Audit Committee
AUDIT COMMITTEE – Terms of Reference
The Terms of Reference of the Audit Committee are summarised as below:
Authority
The Committee is to be financial literate and shall in accordance with the procedures to be determined by the Board (if any) and at the cost of the Company, to carry out the following :
- Have authority to investigate any activity within the Committee’s terms of reference;
- Have the authority to review and approve the appointment or reappointment and replacement of the head or the firm of internal audit function who report to the Committee;
- Have full and unrestricted access to any information pertaining to the Company or the Group;
- Have direct communication channels with the external auditors and person(s) carrying out the internal audit function or activity;
- Have resources which are reasonably required to enable it to perform its duties including to obtain outside legal or other independent professional advice and secure the attendance of outsiders with relevant experience and expertise if it considers this necessary;
- Convene meetings with the external auditors, internal auditors or both, excluding the attendance of other directors and employees of the Company, whenever deemed necessary but at least twice a year; and
- Require a former key audit partner to observe a cooling-off period of at least 3 years before being appointed as a member of the Audit Committee.
Duties
The duties of the Committee shall be to carry out the following:-
- assess the suitability, objectivity and independence and any matters concerning the appointment, re-appointment and dismissal of the external auditors. The assessment should consider information presented in the Annual Transparency Report of the audit firm and the audit fee and recommend its proposal to the Board for approval;
- review the external audit plan, the nature and scope of the audit presented by the external auditors before the commencement of the audit;
- consider the external auditors’ audit report, their findings, areas of concern arising from the audit;
- meet the external auditors at least twice a year in the absence of management to discuss any other matters the external auditors may wish to bring to the Audit Committee;
- consider the quarterly and annual financial statements and any financial information for publication, focusing particularly on:
i. Changes in implementation of major accounting policy changes;
ii. Significant and unusual events; and
iii. Compliance with accounting standards and legal requirement. - review the external auditors’ management letter and management’s responses and actions taken to resolve the issue;
- consider all proposals by management and review the suitability and independence regarding the appointment, transfer or dismissal of the internal auditors and recommend to the Board for approval;
- review the adequacy of the competency and relevance of the scope, functions and resources of internal audit and the necessary authority to carry out its work;
- review the audit plan and work programme of internal audit;
- review the internal auditors’ report, their findings of internal audit work and management’s response;
- review the process and any evaluations on risk management and internal controls by the internal auditors and authorise the commission investigation to be conducted by the internal auditors as it deems fit;
- review the Audit Committee report and Statement on Internal Audit function and the cost incurred for the internal audit function in respect of the financial year;
- review any related party transactions that they are conducted in the best interest of the Company and conflict of interest situations that may arise within the Company or the Group;
- assist the Board to review the following for publication in Company’s annual report and or uploaded to the website of the Company and the Group:
- Statement on corporate governance as the Company has applied the principles set out in the Malaysian Code on Corporate Governance 2021, having considered the practices and guidance stated under each principle and apply or explain an alternative to meet the intended outcome, if any;
- Statement on the Board’s responsibility for preparing the annual audited financial statements;
- Statement on risk management and internal control of the Group; and
- The policies and procedures for whistle blowing and anti-corruption.

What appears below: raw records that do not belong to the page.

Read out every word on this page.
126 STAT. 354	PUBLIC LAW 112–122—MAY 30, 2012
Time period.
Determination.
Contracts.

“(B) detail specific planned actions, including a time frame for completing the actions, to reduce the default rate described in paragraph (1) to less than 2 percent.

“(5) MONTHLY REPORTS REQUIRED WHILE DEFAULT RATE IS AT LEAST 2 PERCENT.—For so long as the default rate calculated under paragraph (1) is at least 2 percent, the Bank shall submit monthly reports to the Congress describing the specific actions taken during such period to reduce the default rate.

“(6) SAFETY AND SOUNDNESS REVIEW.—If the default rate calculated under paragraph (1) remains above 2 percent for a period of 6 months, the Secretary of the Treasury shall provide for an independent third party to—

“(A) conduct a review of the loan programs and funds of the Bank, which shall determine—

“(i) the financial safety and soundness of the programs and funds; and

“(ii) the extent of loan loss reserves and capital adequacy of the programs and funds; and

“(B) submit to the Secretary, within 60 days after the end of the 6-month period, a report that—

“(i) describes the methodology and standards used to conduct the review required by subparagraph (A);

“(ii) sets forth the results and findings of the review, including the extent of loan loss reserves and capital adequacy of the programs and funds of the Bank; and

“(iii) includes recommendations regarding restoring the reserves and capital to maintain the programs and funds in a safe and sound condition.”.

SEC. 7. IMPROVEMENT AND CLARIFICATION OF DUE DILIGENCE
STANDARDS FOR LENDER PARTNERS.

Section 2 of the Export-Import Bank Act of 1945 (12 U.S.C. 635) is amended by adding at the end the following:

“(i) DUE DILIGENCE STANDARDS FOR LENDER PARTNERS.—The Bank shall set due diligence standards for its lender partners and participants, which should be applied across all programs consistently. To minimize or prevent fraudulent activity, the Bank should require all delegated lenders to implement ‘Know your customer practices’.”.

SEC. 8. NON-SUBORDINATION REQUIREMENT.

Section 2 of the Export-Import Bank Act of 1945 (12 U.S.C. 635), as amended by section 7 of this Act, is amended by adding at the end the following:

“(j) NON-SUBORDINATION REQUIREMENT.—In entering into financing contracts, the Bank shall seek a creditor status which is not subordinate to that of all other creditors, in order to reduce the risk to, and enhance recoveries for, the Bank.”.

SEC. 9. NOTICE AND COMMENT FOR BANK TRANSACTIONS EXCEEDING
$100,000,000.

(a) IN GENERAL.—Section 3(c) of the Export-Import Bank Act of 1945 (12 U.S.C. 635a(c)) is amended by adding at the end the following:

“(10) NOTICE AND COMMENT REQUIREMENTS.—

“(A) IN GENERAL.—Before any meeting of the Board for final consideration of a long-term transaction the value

- report to the Bursa Securities on any matter reported by it to the Board which have not been satisfactorily resolved that resulted in breach of the related listing requirement; and
- review any other matter as directed by the Board.
Quorum For Meetings
The quorum shall be formed only if there is a majority of members present at the meeting who are independent directors.
Attendance at Meetings
- Finance Consultant, Accounts Manager and the Company Secretary shall normally attend meetings. The Managing Director, Deputy Managing Director Cum Chief Executive Officer and the Internal Auditor may be invited to attend the meeting;
- representatives of the external auditors shall attend the meeting to consider the final audited financial statements and such other meetings determined by the Committee; and
- non-member directors shall not attend unless specifically invited to by the Committee.
Frequency of Meetings
The Chairman of the Audit Committee shall call for meetings which will be held not less than four (4) times a year. The external auditors may request a meeting with the Audit Committee anytime if they consider necessary.
Reporting Procedures
- the Company Secretary shall be the Secretary of the Committee. She shall record attendance of all members and invitees and minutes down the proceedings of every meeting of the Committee. All minutes of meetings shall be circulated to every member of the Board;
- the books containing the minutes of the proceedings of meetings of the Committee are kept in the registered office of the Company and are available for inspection.